Figure 3. Meta-analysis of the interaction between fish intake and the SNP rs2273697 in ABCC2 on cord blood mercury concentrations, presented as beta values for carriers of AG or AA genotypes vs. GG genotype.

Figure 3

Figure 2. Meta-analysis of the interaction between fish intake and rs11075290 in ABCC1 on cord blood mercury concentrations, presented as beta values for carriers of TC (A) and TT (B) vs. CC genotype.

Figure 2

The same models were then performed in a pooled data analysis (Table 3). Statistically significant interactions were found for fish intake and ABCB1 rs2032582, ABCC1 rs11075290, and ABCC2 rs2273697 and the effect estimates for the genotypes showed a similar direction as in the meta-analysis. Adjustment for influential variables did not change the results (Table 3). We performed a sensitivity analysis by excluding individuals from Italy and Greece with the A allele for the SNP rs2032582 (n = 26 and n = 19, respectively) and this did only affect the effect estimates marginally and not the significance level (not in table).

Table 3. A pooled analysis of associations between a doubling in fish intake during pregnancy and cord blood mercury concentrations.

Unadjusted modelsa , b Adjusted modelsc , d
beta p-value beta p-value
All newborns 0.52 (0.44, 0.59) 0.50 (0.41, 0.59)
rs3905000 ( ABCA1 )
GG 0.51 (0.42, 0.59) 0.668 0.52 (0.37, 0.68) 0.721
GA+AA 0.55 (0.40, 0.70) 0.53 (0.37, 0.68)
rs2032582 ( ABCB1 )
GG 0.74 (0.60, 0.87) <0.001 0.70 (0.56, 0.85) <0.001
GT 0.45 (0.35, 0.56) 0.45 (0.34, 0.56)
TT 0.25 (0.07, 0.43) 0.27 (0.08, 0.46)
rs11075290 ( ABCC1 )
CC 0.65 (0.49, 0.81) 0.025 0.63 (0.47, 0.80) 0.012
TC 0.54 (0.42, 0.65) 0.55 (0.43, 0.66)
TT 0.39 (0.26, 0.52) 0.36 (0.22, 0.50)
rs2273697 ( ABCC2 )
GG 0.45 (0.35, 0.54) 0.048 0.45 (0.35, 0.55) 0.038
GA+AA 0.63 (0.51, 0.75) 0.62 (0.50, 0.74)
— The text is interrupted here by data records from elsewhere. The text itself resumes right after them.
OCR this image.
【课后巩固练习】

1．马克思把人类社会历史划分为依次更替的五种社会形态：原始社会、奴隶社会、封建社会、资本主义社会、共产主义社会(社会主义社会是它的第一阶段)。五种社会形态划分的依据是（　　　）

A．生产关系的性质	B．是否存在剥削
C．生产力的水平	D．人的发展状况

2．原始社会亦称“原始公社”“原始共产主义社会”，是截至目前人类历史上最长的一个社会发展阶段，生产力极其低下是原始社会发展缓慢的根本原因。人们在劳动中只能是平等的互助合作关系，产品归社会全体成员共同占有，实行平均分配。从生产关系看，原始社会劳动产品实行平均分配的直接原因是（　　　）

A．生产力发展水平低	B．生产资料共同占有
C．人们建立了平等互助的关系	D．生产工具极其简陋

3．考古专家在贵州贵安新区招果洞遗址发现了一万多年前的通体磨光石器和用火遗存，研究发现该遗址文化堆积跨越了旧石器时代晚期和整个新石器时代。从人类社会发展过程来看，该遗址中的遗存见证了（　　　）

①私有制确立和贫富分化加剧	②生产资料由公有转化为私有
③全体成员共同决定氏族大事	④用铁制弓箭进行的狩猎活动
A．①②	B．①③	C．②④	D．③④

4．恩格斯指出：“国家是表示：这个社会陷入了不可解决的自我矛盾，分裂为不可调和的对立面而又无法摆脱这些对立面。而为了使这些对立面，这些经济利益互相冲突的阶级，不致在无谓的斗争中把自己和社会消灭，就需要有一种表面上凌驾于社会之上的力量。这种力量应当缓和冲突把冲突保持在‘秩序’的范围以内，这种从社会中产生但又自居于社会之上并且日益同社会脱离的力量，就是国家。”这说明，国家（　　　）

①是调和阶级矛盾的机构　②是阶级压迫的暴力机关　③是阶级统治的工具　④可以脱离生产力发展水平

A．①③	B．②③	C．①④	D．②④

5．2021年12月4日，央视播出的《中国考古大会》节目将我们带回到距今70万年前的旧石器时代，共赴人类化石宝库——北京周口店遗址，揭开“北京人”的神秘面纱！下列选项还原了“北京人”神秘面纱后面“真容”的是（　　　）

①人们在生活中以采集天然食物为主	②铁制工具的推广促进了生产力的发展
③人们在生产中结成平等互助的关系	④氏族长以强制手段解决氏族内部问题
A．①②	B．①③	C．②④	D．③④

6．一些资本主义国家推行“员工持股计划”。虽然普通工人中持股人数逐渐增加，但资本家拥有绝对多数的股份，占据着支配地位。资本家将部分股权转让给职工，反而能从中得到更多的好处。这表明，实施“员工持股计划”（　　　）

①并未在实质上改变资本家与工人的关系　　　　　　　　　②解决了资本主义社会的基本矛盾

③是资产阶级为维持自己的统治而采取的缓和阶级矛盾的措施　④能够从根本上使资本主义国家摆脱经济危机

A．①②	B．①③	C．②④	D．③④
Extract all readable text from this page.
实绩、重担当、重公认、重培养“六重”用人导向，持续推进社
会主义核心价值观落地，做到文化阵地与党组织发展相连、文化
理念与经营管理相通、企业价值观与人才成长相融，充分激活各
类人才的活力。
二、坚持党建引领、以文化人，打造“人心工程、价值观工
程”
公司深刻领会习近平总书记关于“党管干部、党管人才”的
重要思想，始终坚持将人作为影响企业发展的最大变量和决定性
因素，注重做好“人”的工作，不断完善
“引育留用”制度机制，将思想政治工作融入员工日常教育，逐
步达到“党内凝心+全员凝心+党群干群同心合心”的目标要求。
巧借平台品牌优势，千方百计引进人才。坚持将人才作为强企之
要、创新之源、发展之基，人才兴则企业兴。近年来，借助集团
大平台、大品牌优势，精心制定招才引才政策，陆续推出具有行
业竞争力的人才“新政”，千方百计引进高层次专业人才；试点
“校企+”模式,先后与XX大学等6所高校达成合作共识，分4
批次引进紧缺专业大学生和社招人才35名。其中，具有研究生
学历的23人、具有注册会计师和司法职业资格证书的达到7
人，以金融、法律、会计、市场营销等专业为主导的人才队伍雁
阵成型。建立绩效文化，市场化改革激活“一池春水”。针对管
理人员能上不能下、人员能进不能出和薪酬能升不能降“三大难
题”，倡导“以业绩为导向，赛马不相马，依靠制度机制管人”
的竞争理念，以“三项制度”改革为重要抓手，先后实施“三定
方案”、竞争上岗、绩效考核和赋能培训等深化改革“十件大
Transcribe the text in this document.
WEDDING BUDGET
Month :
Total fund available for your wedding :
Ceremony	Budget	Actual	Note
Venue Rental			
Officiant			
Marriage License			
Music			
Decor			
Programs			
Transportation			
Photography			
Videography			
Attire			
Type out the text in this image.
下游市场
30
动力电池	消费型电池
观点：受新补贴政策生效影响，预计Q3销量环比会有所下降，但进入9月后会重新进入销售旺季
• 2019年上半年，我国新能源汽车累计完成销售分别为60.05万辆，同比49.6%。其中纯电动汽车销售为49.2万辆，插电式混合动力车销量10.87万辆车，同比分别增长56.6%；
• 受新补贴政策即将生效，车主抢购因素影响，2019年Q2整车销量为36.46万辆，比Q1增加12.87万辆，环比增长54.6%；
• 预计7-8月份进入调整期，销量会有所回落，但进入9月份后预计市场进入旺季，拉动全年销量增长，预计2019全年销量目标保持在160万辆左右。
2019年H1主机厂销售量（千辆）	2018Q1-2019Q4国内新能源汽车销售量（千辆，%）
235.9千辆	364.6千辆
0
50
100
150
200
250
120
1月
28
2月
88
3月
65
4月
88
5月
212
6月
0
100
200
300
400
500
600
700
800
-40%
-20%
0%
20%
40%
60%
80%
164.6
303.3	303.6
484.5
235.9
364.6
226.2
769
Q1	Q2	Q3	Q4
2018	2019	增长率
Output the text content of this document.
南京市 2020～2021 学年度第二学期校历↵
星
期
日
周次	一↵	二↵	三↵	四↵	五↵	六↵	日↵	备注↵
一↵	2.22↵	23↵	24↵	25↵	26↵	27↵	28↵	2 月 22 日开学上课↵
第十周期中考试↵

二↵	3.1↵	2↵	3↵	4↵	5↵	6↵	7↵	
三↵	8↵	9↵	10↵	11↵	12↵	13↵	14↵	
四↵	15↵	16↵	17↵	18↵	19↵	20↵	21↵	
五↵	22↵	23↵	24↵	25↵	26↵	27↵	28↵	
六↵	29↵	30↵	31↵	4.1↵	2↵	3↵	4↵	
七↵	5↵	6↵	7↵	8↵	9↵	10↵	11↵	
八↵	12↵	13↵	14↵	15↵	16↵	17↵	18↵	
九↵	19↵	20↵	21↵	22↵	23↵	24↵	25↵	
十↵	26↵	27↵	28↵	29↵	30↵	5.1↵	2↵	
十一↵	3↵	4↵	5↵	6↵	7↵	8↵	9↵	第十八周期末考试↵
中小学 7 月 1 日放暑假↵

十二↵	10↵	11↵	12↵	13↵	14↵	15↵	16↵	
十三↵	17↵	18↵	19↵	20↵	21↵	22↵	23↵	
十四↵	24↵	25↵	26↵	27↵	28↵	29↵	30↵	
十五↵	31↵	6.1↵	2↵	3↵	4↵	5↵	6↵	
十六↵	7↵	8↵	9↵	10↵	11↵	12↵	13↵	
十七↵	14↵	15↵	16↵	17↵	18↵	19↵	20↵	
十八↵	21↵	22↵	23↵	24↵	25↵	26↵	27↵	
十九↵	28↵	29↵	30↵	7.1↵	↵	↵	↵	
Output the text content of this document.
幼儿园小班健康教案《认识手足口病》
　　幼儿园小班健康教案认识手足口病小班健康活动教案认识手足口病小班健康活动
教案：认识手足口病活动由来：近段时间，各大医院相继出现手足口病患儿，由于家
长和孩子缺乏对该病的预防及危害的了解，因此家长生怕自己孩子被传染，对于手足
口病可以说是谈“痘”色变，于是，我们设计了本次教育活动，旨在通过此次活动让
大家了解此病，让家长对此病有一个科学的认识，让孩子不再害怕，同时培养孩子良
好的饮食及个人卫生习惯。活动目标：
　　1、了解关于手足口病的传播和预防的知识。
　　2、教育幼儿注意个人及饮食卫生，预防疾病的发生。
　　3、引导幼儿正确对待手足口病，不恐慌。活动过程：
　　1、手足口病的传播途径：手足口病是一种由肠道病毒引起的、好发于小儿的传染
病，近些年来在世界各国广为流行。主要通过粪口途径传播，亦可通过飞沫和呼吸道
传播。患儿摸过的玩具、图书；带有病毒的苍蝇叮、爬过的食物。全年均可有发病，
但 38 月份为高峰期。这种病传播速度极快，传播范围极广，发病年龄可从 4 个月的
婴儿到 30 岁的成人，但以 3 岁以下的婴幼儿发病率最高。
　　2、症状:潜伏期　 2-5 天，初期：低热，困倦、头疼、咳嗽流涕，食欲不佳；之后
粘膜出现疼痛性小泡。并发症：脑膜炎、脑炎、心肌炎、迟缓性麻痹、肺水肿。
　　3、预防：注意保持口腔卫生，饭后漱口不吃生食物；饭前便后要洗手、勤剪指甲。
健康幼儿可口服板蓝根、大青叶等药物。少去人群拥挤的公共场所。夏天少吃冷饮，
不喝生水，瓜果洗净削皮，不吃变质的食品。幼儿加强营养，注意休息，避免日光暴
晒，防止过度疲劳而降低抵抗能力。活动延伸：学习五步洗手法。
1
p-value for the interaction term between log2-fish intake and genotype.

a

Unadjusted model: Log2 Hg∼α+β Log2fish intake +γ cohort.

b

Adjusted by cohort.

c

Adjusted model: Log2 Hg∼α+β Log2fish intake +γ cohort +δ covariates.

d

Adjusted by cohort, maternal age, maternal educational level, maternal employment status, country of birth, parity, and weeks of gestation.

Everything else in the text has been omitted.